Monash study of global medication errors in nursing homes reveals surprising results

2 Monash study of global medication errors in nursing homes reveals surprising results

Monash researchers have published a unique review of international data to determine the prevalence of medication errors in nursing homes leading to hospitalisation or death.

The study, published in the Journal of the American Geriatrics Society today reveals that despite an ageing population and a worldwide increase in nursing home resident numbers, medication errors were “surprisingly low” with only a small proportion in medication mistakes resulting in death. The study looked at all research into medication errors in nursing homes from 2000 to 2015 in English, French, German or Spanish publications.

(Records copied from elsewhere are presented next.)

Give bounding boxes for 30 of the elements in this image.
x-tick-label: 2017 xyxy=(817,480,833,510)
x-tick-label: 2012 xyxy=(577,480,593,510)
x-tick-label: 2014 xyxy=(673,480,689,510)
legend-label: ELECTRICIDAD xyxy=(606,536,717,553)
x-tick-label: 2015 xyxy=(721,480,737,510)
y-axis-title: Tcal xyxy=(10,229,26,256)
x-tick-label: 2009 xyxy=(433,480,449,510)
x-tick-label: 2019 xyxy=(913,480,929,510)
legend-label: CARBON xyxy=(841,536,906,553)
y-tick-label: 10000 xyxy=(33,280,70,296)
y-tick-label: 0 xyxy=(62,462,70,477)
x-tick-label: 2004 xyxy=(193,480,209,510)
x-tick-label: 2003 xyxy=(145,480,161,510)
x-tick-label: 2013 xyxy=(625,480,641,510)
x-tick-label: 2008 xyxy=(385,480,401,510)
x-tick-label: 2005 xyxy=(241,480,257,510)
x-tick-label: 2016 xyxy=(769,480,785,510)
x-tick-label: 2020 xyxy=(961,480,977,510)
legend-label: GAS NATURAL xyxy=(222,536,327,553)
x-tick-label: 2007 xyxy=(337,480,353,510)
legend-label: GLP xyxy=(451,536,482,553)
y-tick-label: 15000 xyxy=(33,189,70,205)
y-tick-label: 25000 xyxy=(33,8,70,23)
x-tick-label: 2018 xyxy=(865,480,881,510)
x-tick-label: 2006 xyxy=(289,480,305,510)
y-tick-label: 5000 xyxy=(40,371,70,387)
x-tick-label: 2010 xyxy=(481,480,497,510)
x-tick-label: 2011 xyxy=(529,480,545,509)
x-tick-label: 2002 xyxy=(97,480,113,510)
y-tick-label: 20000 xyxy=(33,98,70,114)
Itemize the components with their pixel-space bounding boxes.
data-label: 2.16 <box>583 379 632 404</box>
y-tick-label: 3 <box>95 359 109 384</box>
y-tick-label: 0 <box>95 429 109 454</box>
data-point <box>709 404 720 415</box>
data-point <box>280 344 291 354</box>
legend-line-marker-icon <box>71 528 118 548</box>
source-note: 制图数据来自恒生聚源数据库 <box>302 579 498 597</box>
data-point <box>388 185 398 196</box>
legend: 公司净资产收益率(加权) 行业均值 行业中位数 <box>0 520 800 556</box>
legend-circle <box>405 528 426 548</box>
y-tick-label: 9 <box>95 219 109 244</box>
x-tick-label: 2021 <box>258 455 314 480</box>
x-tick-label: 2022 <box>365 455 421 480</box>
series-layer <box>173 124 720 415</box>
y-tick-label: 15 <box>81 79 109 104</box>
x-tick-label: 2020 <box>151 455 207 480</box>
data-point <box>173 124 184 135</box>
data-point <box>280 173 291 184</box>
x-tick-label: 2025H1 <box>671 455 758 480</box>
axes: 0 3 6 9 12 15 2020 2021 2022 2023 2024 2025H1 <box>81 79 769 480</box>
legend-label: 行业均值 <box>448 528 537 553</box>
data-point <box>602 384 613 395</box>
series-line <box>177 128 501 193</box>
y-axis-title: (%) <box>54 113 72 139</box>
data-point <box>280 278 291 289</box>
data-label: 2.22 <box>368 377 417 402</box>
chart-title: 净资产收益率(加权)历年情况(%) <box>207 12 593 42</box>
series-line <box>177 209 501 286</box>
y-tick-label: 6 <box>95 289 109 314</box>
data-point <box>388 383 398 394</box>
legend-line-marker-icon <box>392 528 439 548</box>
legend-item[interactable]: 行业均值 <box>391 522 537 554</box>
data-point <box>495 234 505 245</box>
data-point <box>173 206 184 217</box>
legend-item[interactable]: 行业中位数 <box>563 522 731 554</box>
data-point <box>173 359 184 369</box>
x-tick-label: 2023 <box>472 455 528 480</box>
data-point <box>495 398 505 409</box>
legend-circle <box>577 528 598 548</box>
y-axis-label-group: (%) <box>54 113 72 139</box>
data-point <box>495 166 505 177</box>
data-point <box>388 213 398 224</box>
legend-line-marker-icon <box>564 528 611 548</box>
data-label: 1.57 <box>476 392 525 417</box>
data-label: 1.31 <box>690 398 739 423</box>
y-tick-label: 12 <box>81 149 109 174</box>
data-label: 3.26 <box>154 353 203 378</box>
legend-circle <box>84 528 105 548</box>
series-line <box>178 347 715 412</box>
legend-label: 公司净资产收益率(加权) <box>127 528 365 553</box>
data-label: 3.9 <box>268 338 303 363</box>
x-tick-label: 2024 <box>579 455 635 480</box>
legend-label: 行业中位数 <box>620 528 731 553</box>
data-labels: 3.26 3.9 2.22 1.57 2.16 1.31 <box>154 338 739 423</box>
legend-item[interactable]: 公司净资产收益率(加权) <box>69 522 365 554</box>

The findings of the review into medication errors include:

  • Up to 31 per cent of patients received the wrong medication as a result of being transferred to another facility such as a hospital from a nursing home
  • 75 per cent of nursing home residents received at least one potentially inappropriate medication, i.e. those medicines that are prescribed but may not be necessary for the resident
  • On average up to 15 per cent of medication errors in nursing homes led to harm, according to the review, but a “small proportion” led to permanent disability or death

According to one of the review’s authors, Professor Joseph Ibrahim Head of the Monash Health Law and Ageing Research Unit at the Department of Forensic Medicine, the proportion of medication events leading to death was surprisingly low at up to 27 per cent.

“We expected a higher proportion of harm from medication use because older people in nursing homes are usually taking multiple medicines, are frail, have multiple diseases and a reduced ability to recover from any injury.

“Each of these factors increases risk of harm. We thought that when all of these factors were combined, this would magnify the risk of hospitalization and death greatly,” Professor Ibrahim said.

He added that given that death in this group is not unexpected, it is possible that fatal errors may go unreported.

The review found that the most frequent error was a resident being given the wrong dosage due to dose calculation; illegible orders; altering dose forms and failure to adjust dose during monitoring. The drugs most likely to be given incorrectly were warfarin and antipsychotics. The study also found that there was no clear pattern in relation to which nursing home staff were involved in medication errors.